V oraussetzung für Frieden in Afghanistan ist zivilgesellschaftliches Engagement. Dafür ist ein Abzug der ausländischen Truppen aus Afghanistan samt der privaten Militär- und Sicherheitsfirmen unabdingbar.
Anlässlich der morgigen Bundestagsabstimmung über die Verlängerung des Bundeswehreinsatzes in Afghanistan fordert die ärztliche Friedensorganisation IPPNW von der Bundesregierung finanzielle Hilfen ausschliesslich für zivile Projekte zu verwenden. Die ersten elf Jahre des Bundeswehreinsatzes in Afghanistan haben mehr als 7 Milliarden Euro gekostet.
Dem standen nur 2,13 Milliarden für Wiederaufbau und Entwicklung des Landes gegenüber.
Das westliche Interventionsbündnis der NATO hat die Lebensbedingungen der Bevölkerung in Afghanistan bisher kaum verbessert. Die Mehrheit der Menschen in Afghanistan ist immer noch bitterarm. Mehr als die Hälfte der Kinder leidet unter chronischer Unterernährung, 30 % haben Untergewicht und fast 9 % sind schwer unterernährt.

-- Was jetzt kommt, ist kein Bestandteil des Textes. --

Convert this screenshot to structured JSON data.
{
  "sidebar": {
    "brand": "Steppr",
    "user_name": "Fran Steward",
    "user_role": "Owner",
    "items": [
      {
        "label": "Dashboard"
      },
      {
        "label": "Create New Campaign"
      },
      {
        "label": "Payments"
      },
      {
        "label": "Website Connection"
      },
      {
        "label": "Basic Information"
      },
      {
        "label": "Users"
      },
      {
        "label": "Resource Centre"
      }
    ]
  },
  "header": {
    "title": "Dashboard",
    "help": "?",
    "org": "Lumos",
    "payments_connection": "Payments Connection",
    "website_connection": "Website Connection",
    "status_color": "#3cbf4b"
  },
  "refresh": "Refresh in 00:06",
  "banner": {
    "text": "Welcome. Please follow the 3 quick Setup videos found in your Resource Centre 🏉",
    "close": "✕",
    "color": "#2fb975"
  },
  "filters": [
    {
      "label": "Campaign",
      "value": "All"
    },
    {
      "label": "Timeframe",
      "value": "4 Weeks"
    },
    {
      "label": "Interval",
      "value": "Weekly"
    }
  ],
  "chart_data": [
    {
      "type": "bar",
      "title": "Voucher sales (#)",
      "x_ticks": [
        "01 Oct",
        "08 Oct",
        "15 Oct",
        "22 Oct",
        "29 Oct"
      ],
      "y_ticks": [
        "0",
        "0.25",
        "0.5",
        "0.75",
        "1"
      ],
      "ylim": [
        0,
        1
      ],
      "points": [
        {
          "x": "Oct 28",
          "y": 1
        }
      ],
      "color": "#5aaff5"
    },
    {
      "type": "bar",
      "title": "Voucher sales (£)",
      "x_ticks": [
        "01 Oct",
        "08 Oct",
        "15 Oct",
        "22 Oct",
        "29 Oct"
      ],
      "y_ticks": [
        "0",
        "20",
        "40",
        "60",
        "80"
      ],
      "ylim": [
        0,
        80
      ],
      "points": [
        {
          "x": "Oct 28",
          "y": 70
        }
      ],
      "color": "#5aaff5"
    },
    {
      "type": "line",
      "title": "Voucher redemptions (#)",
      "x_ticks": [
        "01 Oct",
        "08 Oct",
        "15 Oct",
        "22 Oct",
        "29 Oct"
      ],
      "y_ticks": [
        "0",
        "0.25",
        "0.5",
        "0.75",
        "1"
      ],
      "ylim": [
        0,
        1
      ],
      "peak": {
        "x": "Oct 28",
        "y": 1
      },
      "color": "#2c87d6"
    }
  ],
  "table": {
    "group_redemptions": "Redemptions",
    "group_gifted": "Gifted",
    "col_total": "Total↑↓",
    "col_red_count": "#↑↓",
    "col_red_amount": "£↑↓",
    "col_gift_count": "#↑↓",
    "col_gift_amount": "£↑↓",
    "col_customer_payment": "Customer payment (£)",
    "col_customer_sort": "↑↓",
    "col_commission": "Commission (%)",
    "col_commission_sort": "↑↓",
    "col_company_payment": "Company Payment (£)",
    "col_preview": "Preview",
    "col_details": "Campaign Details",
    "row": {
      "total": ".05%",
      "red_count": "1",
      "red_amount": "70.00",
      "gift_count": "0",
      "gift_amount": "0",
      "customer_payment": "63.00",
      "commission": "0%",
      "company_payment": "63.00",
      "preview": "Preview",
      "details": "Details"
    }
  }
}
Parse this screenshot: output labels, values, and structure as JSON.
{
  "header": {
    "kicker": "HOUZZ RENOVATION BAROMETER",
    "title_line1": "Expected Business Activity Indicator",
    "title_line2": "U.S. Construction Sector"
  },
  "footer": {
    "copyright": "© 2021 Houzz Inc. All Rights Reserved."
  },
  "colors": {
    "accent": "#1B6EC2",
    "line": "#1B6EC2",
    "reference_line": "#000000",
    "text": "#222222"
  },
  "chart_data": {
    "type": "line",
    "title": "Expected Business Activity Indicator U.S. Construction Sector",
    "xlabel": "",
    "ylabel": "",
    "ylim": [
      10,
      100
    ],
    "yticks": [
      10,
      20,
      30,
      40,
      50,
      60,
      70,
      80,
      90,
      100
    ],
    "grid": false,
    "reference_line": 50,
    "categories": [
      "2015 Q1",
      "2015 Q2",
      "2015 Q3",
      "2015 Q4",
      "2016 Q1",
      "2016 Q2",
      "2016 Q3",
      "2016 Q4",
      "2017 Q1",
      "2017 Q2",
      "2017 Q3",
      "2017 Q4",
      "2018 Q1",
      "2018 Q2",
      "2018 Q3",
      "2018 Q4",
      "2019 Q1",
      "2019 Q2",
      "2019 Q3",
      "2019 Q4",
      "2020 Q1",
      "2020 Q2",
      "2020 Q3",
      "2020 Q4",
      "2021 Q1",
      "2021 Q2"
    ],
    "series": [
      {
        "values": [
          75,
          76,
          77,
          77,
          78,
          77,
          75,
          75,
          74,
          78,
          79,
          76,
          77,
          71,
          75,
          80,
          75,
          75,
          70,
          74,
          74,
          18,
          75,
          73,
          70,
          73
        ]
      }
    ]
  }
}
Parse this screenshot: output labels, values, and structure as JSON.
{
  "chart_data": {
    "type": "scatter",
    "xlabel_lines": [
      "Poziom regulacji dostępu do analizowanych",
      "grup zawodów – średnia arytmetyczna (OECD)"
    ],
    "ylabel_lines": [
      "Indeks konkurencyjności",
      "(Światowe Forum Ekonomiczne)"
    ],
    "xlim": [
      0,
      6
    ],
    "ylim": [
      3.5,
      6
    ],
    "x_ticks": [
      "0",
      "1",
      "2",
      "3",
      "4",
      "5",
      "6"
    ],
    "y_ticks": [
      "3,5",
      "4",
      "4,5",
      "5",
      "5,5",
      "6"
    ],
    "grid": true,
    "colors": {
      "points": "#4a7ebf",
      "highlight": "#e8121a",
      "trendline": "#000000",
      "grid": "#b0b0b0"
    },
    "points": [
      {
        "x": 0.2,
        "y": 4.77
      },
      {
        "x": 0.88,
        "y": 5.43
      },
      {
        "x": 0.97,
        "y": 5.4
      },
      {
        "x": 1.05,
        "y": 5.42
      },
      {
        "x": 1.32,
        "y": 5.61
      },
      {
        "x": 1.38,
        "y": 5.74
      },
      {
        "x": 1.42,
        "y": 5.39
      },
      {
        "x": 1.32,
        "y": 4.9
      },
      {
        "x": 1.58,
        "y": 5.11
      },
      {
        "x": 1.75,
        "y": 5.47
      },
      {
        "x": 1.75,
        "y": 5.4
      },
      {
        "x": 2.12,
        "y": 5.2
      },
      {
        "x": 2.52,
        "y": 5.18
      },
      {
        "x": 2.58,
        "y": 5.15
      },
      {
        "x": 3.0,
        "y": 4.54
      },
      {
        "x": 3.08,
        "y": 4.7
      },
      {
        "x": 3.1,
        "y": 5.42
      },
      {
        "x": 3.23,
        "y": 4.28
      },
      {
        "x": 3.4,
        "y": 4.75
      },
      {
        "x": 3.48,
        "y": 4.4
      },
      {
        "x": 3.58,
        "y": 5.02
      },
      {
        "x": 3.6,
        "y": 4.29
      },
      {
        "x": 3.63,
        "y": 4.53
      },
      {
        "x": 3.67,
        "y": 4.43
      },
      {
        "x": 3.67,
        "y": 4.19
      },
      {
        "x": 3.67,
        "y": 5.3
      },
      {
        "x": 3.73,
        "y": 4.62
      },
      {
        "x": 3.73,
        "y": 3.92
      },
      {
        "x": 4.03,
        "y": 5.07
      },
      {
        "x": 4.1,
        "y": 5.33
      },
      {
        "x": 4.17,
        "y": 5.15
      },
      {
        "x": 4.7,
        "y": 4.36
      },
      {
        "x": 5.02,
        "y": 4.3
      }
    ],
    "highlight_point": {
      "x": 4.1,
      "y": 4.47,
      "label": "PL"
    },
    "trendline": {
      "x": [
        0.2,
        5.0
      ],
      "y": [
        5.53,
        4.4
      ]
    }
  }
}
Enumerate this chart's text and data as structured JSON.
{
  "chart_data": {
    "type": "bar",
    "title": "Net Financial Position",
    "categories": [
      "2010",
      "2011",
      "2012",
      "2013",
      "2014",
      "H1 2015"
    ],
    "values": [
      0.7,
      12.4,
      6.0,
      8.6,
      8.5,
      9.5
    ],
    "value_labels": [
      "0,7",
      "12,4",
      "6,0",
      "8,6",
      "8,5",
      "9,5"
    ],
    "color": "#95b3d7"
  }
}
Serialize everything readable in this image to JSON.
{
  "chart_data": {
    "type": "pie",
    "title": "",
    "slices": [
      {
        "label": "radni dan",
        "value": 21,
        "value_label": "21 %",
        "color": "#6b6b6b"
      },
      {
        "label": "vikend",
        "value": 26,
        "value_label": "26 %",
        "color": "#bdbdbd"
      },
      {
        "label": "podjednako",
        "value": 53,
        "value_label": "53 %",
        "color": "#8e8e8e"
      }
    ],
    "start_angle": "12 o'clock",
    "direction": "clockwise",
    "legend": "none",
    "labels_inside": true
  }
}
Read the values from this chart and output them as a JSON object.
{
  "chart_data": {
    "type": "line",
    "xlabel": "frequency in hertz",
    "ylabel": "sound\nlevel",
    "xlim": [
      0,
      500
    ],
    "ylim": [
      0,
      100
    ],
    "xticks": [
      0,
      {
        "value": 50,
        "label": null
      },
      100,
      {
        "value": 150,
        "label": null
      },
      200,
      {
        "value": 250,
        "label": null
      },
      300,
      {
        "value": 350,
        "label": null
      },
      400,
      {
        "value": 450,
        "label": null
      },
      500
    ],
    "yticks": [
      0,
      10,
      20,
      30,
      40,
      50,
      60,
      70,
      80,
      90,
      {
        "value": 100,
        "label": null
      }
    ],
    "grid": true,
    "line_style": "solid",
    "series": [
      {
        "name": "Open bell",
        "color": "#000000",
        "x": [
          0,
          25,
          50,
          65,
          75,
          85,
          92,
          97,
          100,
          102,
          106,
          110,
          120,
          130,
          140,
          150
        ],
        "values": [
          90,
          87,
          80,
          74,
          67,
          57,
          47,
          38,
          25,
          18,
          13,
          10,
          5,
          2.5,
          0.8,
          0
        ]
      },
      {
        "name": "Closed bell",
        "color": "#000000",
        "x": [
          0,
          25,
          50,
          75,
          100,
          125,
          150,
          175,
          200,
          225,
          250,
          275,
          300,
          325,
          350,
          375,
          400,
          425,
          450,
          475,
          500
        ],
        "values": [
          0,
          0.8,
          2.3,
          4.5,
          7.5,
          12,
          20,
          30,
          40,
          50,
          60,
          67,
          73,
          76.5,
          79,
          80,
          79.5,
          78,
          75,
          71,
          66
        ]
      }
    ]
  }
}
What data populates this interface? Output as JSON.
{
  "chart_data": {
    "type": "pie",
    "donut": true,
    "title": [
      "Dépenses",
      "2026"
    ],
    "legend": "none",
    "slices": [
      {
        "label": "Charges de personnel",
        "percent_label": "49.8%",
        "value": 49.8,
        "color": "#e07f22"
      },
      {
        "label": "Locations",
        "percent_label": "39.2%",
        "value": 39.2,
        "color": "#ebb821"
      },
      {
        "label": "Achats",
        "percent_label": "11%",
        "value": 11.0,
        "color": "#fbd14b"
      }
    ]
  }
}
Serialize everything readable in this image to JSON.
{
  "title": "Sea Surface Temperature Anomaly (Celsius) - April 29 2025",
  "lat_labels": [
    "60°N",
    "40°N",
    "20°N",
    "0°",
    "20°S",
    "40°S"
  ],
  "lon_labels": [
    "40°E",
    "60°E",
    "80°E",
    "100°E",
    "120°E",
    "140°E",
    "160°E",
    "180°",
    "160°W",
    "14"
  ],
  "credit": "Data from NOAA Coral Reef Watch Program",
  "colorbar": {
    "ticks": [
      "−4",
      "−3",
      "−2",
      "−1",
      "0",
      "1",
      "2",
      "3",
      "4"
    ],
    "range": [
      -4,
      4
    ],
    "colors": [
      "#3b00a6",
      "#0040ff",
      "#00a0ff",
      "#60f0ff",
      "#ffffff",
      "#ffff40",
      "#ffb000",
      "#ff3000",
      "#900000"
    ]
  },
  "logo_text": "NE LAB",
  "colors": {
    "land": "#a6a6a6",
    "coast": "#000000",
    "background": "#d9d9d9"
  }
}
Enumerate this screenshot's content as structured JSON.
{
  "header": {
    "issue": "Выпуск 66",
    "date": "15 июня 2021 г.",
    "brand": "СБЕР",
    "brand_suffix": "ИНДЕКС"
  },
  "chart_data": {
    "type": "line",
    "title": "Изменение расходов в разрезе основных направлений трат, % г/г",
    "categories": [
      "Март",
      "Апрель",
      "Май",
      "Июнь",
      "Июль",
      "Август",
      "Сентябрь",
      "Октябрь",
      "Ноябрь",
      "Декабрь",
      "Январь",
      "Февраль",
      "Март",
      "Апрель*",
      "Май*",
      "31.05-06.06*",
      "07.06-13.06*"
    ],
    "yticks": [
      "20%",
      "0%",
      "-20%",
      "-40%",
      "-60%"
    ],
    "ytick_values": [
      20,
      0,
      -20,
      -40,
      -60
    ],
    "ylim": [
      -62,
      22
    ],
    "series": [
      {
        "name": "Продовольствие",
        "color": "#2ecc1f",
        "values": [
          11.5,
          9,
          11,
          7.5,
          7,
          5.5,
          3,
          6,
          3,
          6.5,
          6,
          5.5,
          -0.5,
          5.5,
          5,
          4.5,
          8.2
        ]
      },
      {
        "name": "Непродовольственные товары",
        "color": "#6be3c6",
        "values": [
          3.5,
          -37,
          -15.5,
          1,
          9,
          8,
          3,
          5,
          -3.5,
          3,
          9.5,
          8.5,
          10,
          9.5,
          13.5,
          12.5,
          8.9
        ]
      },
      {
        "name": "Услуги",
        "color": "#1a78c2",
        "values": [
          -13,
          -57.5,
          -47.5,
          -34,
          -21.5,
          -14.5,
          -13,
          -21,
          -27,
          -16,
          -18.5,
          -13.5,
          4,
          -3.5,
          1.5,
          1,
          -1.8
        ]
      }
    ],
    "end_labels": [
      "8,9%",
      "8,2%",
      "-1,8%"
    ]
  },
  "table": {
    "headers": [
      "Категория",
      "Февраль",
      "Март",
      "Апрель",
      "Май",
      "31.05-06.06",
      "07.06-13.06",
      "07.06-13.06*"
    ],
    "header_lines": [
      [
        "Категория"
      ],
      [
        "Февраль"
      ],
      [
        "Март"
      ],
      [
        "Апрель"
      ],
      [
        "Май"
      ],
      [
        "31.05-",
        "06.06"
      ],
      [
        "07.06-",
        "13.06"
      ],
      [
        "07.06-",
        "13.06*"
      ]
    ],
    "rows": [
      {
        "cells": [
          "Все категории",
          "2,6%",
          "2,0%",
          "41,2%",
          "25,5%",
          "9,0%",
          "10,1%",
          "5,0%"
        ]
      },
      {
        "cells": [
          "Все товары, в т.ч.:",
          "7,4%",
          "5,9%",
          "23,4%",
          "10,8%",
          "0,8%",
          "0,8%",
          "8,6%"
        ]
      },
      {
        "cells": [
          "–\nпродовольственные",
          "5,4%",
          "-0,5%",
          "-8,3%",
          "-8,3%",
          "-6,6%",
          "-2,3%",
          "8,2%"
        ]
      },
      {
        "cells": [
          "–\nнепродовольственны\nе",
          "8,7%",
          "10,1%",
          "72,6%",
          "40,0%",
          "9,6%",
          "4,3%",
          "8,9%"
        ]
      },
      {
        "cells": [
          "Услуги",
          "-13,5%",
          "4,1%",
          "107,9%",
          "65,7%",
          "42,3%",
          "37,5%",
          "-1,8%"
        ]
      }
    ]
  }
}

Unterernährung ist eine der wesentlichen Ursache für die hohe Kinder- und Müttersterblichkeit in Afghanistan. Hilfe für das Land muss daher in erster Linie der Gesundheit von Müttern und Kindern gelten.
Obwohl es leichte Verbesserungen bei der Sterblichkeit der Kinder unter fünf Jahren gibt, sind diese bei weitem noch nicht stabil. Denn 74 von 1.000 Kindern in Afghanistan sterben vor dem ersten Lebensjahr und 102 Kinder vor Erreichen des fünften Lebensjahres.
Dies ergab eine Untersuchung der afghanischen Regierung mit Unterstützung von UNICEF.
In Afghanistan kommen Menschen aber nicht nur durch Hunger und Krankheiten ums Leben. Sie sterben bei Drohnenangriffen der NATO oder Selbstmordattentaten der Aufständischen.
Der Halbjahresbericht der UN Assistance Mission listet vom 01. Januar bis 30. Juni 2012 1.145 getötete Zivilisten und 1.954 Verletzte auf – ein Drittel davon Frauen und Kinder.
Milliarden Euro sind nach Afghanistan geflossen, doch der Aufbau ziviler Strukturen und die Gewährleistung der Grundrechte auf Leben, Nahrung und Gesundheit waren offensichtlich nicht beabsichtigt.
Seit Beginn des Krieges standen militärische Ziele im Vordergrund des Militärbündnisses: erst der Kampf gegen Al Quaida, dann die Niederschlagung des Aufstands der Taliban.
Die Verknüpfung von zivil-militärischer Politik und der Aufstandsbekämpfung wird auch in einer neuen Studie scharf kritisiert. So warf die International Crisis Group den USA vor, grosse Mengen ihrer Hilfe in ihre Kampfgebiete im Süden Afghanistans gegeben und es versäumt zu haben, die Unterstützung an den tatsächlichen Bedürfnissen der ärmsten Teile der Bevölkerung zu orientieren.